Mit dem Beginn des Monats Mai tritt die Kirche in eine Zeit besonderer Liebe und Verehrung für die seligste Jungfrau Maria ein. Seit Jahrhunderten ist dieser Monat ihr geweiht – nicht nur aus Tradition, sondern weil Maria uns auf einzigartige Weise zu ihrem Sohn führt. Wo sie ist, da ist Christus. Wo sie angerufen wird, wird der Weg zu Ihm klarer, tiefer und sichtbarer.
Maria ist nicht ein Vorbild unter vielen
Sie ist die Mutter Gottes – und damit auch unsere Mutter. Am Kreuz hat unser Herr Jesus Christus sie uns anvertraut, als Er sprach: „Siehe, deine Mutter.“ Wer sie annimmt, wird nicht von Christus weggeführt, sondern gerade zu Ihm hingeführt. Denn ihr ganzes Wesen ist Hingabe: „Mir geschehe nach deinem Wort.“
In unserer heutigen unruhigen Welt die gefüllt ist von Zweifeln und Orientierungslosigkeit ruft uns Maria zur Umkehr, zum Gebet und zu einem neuen Leben – einem Leben, das aus der Freude an Gott lebt. Diese Freude ist kein oberflächliches Gefühl, sondern Frucht des Heiligen Geistes, der unsere Herzen verwandelt.
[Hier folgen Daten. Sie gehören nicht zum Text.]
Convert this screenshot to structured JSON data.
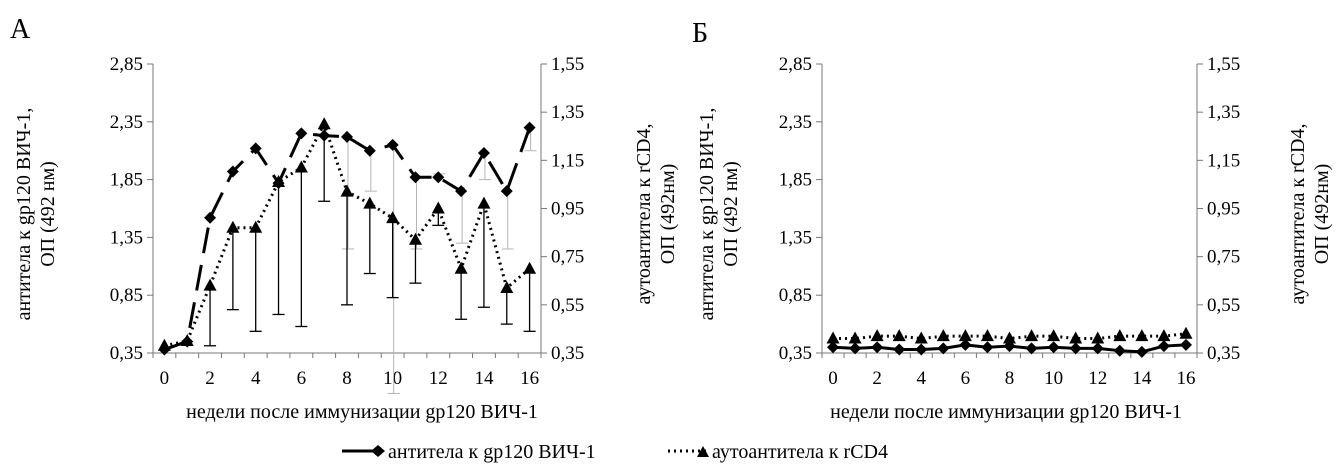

Wer sich ihm öffnet, wird innerlich erneuert und kann selbst zur Quelle werden: zu einem lebendigen Zeugnis, das anderen Orientierung, Trost und Hoffnung schenkt.
Besonders eindringlich hat sie uns zur Umkehr und zum Gebet bei den Erscheinungen von Fátima gerufen. Dort mahnte sie zum Rosenkranzgebet, zur Buße und zur Weihe an ihr Unbeflecktes Herz.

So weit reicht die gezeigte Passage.